In single-acting cylinders, actively controlled force is generated in only one direction through pressure changes and fluid flow. Cylinders of this type have only one fluid connection, whereas double-acting hydraulic cylinders have two. While it can happen that these hydraulic cylinders have an active return stroke, the controllable power conversion is generally only effected by the active forward stroke.

Functional principle of single-acting hydraulic cylinders

The piston moves actively only in the extension direction. The return to the starting position via a return stroke is then effected either by a weight force acting on the outer piston head or by an internally mounted spring mechanism. The piston rod is pushed outward by the fluid connection at the rear end and the build-up of pressure on the inner piston head.

Only in the case of upright cylinders is the return to the starting position effected by weight force. A well-known example of the use of this type is car lifts. The car only needs to be actively pushed upwards; sliding back down then occurs solely through the weight force that the car and the lift itself exert on the cylinder.

For cylinders in other positions, internal spring mechanisms are preferred to guide the piston back into the housing. However, internal springs have weaknesses. The spring material is subject to constant stress and can fatigue and break over long periods.

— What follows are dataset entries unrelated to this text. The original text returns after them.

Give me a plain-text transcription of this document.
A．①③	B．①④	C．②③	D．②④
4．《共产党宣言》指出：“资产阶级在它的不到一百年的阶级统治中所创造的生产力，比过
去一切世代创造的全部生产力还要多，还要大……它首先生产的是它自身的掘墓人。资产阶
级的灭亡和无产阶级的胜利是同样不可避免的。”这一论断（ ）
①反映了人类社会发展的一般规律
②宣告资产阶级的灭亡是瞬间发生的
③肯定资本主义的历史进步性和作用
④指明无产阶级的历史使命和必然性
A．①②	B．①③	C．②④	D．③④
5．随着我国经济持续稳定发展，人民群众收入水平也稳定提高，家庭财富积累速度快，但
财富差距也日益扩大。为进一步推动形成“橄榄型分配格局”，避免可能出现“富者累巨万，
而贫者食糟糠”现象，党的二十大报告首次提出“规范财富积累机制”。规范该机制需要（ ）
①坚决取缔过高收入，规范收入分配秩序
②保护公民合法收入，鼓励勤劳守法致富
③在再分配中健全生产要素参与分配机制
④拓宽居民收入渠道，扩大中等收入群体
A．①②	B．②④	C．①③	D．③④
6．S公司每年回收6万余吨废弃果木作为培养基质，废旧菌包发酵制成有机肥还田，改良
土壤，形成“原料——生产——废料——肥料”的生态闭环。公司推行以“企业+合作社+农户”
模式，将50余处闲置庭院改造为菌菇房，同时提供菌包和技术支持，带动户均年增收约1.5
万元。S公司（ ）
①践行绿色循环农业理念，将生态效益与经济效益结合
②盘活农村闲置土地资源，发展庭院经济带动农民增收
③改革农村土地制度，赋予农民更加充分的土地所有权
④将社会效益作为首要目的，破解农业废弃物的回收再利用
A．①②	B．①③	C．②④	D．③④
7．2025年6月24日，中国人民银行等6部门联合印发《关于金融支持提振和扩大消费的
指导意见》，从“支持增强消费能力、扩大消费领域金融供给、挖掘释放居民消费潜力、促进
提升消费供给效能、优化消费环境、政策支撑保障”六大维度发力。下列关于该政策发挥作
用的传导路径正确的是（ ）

To prevent pistons in this type of cylinder from escaping the housing, the piston rods have an internal stop so that they can only extend until the stop makes contact with the seal.

Differences in single-acting hydraulic cylinders

Single-acting cylinders are divided into two subcategories. The two categories are telescopic cylinders and plunger cylinders.

Plunger cylinders

Plunger cylinders are the basic form of a single-acting cylinder. A common feature of all types in this cylinder group is that the sealing and sliding surfaces must be extremely smooth to prevent a reduction in the converted force due to friction.

The simple design and universal application possibilities make this cylinder a generalist. It generally corresponds to the previously described design of a single-acting cylinder. Due to their simple construction, they are cost-effective to manufacture and experience very little wear, as they exhibit low friction losses during retraction. The piston rod can emerge from the housing through the build-up of fluid pressure until the internal stop reaches the housing’s exit seal. Retraction is realized by weight or spring force.

Telescopic cylinders

As a special form, the telescopic cylinder allows for the generation of enormous stroke lengths despite the small dimensions and volumes of the cylinder housing. It consists of several nested pistons, which allows very long stroke dimensions to be achieved despite the compact design.

Telescopic cylinders are installed in many systems as both single-acting and double-acting. The individual telescopic piston elements can be of different types, meaning single-acting and double-acting stages can exist simultaneously in one cylinder.

During manufacturing, the shortest partial piston is decisive for the final force assessment of the cylinder, as it must ultimately be able to keep up with the other partial pistons during power transmission as the weakest element.

Due to the sequential extension of the partial pistons, impact forces occur that cause faster signs of wear. Nevertheless, these impact forces are quite desirable in certain areas of application, such as extending a tipping bed, as they facilitate the unloading of bulk material.

In systems that should avoid these impact forces as much as possible, synchronous telescopic cylinders are installed, whose partial pistons are all the same length to enable constant force over the duration of operation.